What’s really interesting from the results returned by the above query is the datasetId, with this information you can query the StandardDatasetAggregationHistory table to get the first failing aggregation for that specific dataset. Note – it is not granted the first aggregation is experiencing the identity issue, but it’s highly probable. If this is not the case you must repeat the process for every aggregation/partition until you find the troublesome one.

select * from dbo.StandardDatasetAggregationHistory SDA
inner join dbo.StandardDataset SD on SD.DatasetId=SDA.DatasetId
where DirtyInd=1 and SDA.DataSetId='ID returned by previous query'
order by AggregationDateTime DESC

 

You mast take note of the first row returned and check for the aggregation type and aggregation datetime.

Select *from dbo.StandardDatasetTableMap
where DatasetId=‘ID returned by previous query’
and AggregationTypeId=[Typereturned]–typically 20
and ‘AggregationDateTime returned’ between startDateTime and EndDateTime

If no row is returned then the troublesome table is the current one and you should query for

Select * from dbo.StandardDatasetTableMap
where DatasetId='ID returned by previous query'
and AggregationTypeId=[Typereturned] --typically 20
and InsertInd=1

 

Now you have the dataset and the table suffix so you can build the actual partition name and then check if this is for real the bad one.
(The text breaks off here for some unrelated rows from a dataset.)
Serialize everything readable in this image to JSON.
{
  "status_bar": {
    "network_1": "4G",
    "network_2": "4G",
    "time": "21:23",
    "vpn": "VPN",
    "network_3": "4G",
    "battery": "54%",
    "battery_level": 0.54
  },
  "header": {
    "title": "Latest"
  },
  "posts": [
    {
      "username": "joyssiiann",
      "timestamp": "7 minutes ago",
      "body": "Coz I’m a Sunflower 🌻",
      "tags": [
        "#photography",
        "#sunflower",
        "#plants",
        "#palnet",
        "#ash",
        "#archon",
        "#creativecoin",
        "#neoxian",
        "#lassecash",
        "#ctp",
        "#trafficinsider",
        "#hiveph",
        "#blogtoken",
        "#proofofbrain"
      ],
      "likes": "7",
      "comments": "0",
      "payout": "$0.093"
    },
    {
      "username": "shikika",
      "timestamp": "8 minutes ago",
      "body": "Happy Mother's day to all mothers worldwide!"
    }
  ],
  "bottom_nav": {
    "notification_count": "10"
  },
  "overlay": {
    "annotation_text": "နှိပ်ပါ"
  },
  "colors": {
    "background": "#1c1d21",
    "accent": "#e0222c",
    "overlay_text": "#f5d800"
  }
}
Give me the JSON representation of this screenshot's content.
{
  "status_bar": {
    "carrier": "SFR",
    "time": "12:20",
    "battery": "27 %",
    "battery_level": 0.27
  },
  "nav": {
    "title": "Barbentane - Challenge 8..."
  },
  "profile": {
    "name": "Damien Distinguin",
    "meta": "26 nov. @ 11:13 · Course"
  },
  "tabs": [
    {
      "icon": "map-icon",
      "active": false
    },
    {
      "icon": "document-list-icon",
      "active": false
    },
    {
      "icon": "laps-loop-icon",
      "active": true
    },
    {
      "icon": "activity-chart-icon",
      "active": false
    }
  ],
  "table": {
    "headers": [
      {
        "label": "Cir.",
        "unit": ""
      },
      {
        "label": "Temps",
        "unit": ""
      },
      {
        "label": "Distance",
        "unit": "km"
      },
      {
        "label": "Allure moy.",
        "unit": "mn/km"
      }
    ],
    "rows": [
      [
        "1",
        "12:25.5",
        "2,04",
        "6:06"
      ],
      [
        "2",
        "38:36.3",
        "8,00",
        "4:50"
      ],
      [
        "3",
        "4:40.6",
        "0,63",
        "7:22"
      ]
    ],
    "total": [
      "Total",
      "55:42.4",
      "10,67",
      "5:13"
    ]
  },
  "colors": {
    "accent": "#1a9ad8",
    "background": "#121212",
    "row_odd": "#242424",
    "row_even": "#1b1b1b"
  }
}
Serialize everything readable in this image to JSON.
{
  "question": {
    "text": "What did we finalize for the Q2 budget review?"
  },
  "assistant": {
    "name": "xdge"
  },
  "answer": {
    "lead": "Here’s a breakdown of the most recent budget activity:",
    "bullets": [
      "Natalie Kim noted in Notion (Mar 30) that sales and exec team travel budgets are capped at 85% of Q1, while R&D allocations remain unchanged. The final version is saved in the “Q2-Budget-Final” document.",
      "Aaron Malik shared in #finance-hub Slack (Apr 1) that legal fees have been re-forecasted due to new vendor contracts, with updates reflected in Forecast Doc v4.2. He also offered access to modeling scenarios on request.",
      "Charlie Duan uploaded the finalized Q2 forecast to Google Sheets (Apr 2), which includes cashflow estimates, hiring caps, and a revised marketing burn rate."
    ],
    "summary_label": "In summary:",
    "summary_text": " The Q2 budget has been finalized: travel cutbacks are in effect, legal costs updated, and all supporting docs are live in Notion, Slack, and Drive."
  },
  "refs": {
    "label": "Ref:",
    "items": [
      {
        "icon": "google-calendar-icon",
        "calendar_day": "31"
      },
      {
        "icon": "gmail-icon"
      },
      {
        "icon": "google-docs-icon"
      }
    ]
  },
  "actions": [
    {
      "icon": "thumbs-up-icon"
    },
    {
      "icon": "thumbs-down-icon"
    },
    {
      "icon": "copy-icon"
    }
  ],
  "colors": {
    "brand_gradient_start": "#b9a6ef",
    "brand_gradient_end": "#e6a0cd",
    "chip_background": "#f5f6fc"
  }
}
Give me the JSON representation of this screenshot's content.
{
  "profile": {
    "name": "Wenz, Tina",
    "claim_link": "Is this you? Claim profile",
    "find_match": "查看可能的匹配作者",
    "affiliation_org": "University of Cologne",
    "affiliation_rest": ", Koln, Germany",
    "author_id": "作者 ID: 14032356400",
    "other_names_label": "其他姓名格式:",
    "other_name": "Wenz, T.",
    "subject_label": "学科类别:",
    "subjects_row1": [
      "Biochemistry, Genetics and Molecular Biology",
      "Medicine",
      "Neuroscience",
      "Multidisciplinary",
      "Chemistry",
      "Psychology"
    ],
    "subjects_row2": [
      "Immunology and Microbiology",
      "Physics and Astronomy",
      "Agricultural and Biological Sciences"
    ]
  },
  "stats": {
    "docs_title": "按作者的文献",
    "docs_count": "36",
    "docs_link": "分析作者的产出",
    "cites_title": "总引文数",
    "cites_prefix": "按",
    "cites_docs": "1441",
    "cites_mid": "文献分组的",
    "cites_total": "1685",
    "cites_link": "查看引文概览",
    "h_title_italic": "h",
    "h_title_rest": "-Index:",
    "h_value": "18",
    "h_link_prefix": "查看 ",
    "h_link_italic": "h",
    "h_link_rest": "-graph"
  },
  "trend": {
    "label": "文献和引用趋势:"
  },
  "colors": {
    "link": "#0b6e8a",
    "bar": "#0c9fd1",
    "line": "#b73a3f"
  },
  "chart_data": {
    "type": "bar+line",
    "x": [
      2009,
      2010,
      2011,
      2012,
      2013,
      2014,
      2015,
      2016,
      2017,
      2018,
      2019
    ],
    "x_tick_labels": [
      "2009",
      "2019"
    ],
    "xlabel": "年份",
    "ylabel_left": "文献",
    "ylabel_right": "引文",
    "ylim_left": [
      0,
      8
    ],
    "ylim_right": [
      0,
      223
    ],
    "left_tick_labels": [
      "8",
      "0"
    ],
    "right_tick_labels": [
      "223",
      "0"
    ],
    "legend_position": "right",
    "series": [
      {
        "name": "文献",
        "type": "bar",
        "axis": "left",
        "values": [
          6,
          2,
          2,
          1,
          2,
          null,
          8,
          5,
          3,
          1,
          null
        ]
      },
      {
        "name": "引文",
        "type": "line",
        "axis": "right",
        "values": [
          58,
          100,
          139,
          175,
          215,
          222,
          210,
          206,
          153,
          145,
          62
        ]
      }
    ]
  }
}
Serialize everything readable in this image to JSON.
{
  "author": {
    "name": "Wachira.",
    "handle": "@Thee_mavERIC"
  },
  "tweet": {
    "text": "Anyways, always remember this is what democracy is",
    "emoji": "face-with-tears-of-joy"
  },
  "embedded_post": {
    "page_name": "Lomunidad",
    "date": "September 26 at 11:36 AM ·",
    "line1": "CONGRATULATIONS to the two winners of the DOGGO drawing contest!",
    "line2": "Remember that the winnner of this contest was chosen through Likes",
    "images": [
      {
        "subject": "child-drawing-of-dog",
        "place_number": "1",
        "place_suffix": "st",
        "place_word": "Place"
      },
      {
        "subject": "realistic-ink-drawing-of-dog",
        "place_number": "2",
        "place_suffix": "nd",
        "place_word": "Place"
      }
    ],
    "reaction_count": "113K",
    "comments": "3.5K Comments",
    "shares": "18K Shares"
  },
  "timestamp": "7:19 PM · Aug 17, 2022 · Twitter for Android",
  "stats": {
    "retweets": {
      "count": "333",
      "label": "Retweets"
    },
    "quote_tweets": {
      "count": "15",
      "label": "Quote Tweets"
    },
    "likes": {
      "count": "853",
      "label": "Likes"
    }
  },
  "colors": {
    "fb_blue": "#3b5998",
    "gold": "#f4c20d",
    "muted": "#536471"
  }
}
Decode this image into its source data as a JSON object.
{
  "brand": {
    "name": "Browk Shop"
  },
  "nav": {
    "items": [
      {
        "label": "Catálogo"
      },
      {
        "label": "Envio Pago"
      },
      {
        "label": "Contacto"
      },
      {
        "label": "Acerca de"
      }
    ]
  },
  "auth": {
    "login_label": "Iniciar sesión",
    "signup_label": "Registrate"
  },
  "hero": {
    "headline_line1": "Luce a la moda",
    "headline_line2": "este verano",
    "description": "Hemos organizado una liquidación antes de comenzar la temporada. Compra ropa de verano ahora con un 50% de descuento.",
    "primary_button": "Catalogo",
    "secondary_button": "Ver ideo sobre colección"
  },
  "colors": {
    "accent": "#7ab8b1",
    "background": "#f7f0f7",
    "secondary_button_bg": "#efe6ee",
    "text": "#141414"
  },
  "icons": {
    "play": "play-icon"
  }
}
In my case I had an issue with the state dataset on an hourly aggregation (20), so my check has been:

select MAX(StateHourlyRowId) from [State].[StateHourly_E0C7AD12B1034074ABE7DF97B31D4AFD]

if it returns something near: 2^31-1 (2,147,483,647) then this is the table (hopefully the only one)

Checking what was going wrong

Now that we have the dataset and the table, we must first understand what’s going wrong. Has an agent submitted too much data in too few times so that the standard storage management hadn’t the time to allocate a new table fast enough? Is there some kind of data inconsistency that causes this bug? What else?

In my case there was an agent that was continuously submitting out of date state data. This caused the aggregation to run repeatedly until the identity column reached the maximum value for an int. If this is the case you can check for it using the query on the StandardDatasetAggregationHistory table, if  the DataLastReceivedDateTime for the first aggregation is now (or very close in the past) and the aggregation date time is a few days in the past then that’s it.

Next step is to check which is the bad agent, unfortunately the raw state table in the data warehouse doesn’t report the submitted time, so we must switch to the live database.

select * from dbo.StateChangeEvent SCE
inner join State S on S.StateId=SCE.StateId
inner join BaseManagedEntity BME on BME.BaseManagedEntityId=S.BaseManagedEntityId
where TimeGenerated < DATEADD(d,-1, getutcdate()) and TimeAdded > DATEADD(hh,-1, getutcdate())
order by TimeAdded DESC

 

The query checks for changes that have been submitted in the last hour but are referring to events more than one day old. This should not happen and in the list you can find the managed entity responsible for the data.

In my case I solved resetting (deleting) the local agent cache. Obviously batter data check in the core product would have avoided this issue and should have alerted about the agent submitting outdated data.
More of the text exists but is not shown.